Hasil Perundingan, PT Freeport Indonesia Setujui IUPK

MONITOR, Jakarta – Bertempat di Kantor Kementerian ESDM Jakarta, Rabu (26/7), Sekretaris Jenderal Kementerian Energi dan Sumber Daya Mineral (ESDM) Teguh Pamudji menyampaikan bahwa perundingan dengan PT Freeport Indonesia (PTFI) masih berlangsung. Substansi perundingan meliputi empat hal, yaitu kelanjutan operasi, pembanguanan fasilitas pengolahan dan pemurnian (smelter), stabilitas investasi, dan divestasi saham.

"Saat ini, perundingan masih berlangsung. PTFI sudah sepakat nanti bentuk landasan hukum hubungan kerja pemerintah dan PTFI adalah dalam bentuk IUPK bukan lagi KK," ujar Teguh Pamudji dalam keterangan pers usai rapat koordinasi membahas perkembangan perundingan dengan PTFI .

Lebih lanjut Teguh menjelaskan bahwa IUPK yang akan diterbitkan nanti akan berlaku sampai tahun 2021, sama dengan berlakunya Kontrak Karya sesuai amanat Undang-Undang Nomor 4 Tahun 2009 tentang Pertambangan Mineral dan Batubara. Terkait dengan isu kelanjutan operasi dan pembangunan smelter, telah ada titik temu antara Pemerintah dengan PTFI. "Sesuai PP Nomor 1 Tahun 2017, pemegang IUPK berhak mengajukan perpanjangan 2 kali 10 tahun dengan memenuhi persyaratan. Sedangkan terkait pembangunan smelter, PTFI sepakat untuk membangun smelter dan selesai dalam 5 tahun atau paling lambat awal tahun 2022. Ini akan dievaluasi tiap 6 bulan, apabila perkembangan smelter tidak sesuai rencana, rekomendasi eskpor (konsentrat) dapat saja dicabut," ujarnya.

Teguh menjelaskan, perkembangan terkait stabilisasi investasi dan divestasi, antara lain telah dihitung perkiraan besaran penerimaan negara antara IUPK dengan KK oleh tim Badan Kebijakan Fiskal (BKF) Kementerian Keuangan, dan diperoleh data bahwa dalam bentuk IUPK penerimaan negara lebih besar.

Sementara itu, dalam konteks stabilitas investasi, masih dibahas terkait dengan ketentuan pajak daerah dan retribusi daerah yang idealnya dituangkan dalam satu paket regulasi. "Tadi sudah disepakati karena semangatnya ke depan untuk menyusun Peraturan Pemerintah yang terkait dengan satu paket regulasi, akan difasilitasi oleh Kemenkumham bersama Kementerian ESDM," lanjut Teguh.

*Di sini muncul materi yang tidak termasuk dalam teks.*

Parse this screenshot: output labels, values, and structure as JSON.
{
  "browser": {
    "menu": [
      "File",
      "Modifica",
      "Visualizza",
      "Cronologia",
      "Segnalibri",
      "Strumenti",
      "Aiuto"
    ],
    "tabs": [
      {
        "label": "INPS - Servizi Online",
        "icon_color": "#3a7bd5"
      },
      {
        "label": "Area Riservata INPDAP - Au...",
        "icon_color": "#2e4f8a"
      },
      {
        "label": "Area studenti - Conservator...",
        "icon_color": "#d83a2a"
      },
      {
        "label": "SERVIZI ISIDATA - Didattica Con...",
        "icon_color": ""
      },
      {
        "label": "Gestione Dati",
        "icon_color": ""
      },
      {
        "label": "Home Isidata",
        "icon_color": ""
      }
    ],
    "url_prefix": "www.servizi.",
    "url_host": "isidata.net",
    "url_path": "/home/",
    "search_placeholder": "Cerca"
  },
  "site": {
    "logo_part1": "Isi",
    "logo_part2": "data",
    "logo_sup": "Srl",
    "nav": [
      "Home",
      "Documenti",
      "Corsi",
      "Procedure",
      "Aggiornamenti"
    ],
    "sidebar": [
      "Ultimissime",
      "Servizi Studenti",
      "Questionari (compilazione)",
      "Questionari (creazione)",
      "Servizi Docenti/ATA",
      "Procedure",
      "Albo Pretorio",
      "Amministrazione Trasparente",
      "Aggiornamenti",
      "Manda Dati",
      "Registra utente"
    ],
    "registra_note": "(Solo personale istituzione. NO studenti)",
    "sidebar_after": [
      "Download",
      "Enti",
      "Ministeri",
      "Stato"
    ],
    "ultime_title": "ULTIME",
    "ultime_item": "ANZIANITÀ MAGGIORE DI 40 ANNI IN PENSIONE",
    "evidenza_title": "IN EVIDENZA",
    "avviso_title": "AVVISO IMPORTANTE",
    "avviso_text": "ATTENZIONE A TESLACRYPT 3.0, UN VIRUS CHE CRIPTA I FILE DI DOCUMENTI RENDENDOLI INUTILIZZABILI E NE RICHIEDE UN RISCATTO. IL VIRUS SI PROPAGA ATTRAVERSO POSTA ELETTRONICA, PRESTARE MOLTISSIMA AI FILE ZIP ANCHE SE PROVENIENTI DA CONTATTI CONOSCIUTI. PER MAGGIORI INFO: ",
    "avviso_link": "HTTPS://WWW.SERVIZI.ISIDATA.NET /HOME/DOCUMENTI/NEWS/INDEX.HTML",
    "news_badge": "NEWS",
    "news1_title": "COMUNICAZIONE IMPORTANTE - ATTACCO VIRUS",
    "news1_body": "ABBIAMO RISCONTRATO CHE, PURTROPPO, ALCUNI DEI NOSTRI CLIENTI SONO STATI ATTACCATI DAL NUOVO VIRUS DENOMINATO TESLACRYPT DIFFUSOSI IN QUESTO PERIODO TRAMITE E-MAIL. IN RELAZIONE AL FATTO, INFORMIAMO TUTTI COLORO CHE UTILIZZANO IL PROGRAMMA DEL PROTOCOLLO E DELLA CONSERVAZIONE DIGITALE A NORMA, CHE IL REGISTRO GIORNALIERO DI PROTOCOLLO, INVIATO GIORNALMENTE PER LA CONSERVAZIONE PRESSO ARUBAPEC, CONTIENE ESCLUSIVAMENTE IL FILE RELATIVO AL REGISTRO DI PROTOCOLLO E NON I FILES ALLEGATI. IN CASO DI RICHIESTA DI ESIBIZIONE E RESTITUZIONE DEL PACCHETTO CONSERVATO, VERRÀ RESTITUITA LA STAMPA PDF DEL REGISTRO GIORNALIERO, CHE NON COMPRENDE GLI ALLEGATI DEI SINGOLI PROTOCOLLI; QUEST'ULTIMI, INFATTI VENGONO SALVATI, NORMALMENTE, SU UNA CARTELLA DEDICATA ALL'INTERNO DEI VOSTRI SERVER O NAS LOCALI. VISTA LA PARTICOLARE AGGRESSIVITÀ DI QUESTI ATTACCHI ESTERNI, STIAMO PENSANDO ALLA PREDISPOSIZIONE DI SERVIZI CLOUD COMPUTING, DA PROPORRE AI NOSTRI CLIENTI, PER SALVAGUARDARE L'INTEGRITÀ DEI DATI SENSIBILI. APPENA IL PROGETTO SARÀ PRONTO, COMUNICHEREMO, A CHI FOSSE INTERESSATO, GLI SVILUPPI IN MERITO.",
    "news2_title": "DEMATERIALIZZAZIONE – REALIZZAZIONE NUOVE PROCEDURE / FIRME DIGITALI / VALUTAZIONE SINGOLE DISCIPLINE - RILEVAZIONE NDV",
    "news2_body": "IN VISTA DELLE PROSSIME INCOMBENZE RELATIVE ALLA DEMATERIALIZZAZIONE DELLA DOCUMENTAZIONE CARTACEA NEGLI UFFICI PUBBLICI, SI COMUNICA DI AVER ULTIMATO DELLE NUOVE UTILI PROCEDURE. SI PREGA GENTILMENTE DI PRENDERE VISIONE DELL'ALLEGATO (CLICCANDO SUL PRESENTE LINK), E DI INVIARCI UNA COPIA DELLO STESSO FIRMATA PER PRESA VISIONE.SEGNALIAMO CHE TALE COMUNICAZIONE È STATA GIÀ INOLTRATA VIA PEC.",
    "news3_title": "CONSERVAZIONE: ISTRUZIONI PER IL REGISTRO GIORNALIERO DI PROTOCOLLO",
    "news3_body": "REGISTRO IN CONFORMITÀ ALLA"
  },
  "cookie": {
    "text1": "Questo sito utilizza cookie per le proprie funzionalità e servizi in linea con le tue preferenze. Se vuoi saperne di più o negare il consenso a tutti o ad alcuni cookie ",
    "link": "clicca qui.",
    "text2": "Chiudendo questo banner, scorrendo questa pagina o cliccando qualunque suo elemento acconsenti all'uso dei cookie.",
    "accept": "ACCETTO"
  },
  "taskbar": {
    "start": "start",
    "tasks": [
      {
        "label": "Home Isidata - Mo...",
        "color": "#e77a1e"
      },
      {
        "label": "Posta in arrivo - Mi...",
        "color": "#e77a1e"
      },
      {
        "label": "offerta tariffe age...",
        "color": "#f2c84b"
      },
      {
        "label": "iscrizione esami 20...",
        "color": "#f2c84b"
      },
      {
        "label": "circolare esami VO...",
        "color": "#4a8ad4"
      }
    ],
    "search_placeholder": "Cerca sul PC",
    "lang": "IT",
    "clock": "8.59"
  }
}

Terkait divestasi, masih disusun formulasi agar pembelian saham PTFI dapat dilakukan seketika, dimana perhitungan market value dilakukan oleh Appraisal Independen. Due dillegence termasuk aspek legal dan lingkungan juga sedang dievaluasi. "Untuk menghitung nilai saham ini kita akan meminta kepada PTFI secara bersama-sama untuk menunjuk independent evaluator menghitung nilai saham (dengan) tidak menghitung cadangan," imbuh Teguh.

Secara keseluruhan, tegas Teguh, kita akan memberikan kesimpulan bahwa negosiasi masih terus berlangsung sampai dengan nanti keempat hal yang akan menjadi kesepakatan bersama antara Pemerintah Indonesia dengan PTFI. "Jadi status saat ini, perundingan masih berlangsung. Meskipun 2 isu terkait kelangsungan operasi dan pembangunan smelter telah menemukan titik temu, namun selesainya perundingan seutuhnya itu akan ditandai dengan selesainya keseluruhan 4 isu, termasuk 2 isu lainnya yaitu stabilisasi investasi dan divestasi yang saat ini masih tahap perundingan. Kami menambahkan, dalam minggu depan ini sudah dijadwalkan akan ada rapat koordinasi kembali antara Kementerian ESDM dengan kementerian terkait," tutup Teguh Pamudji.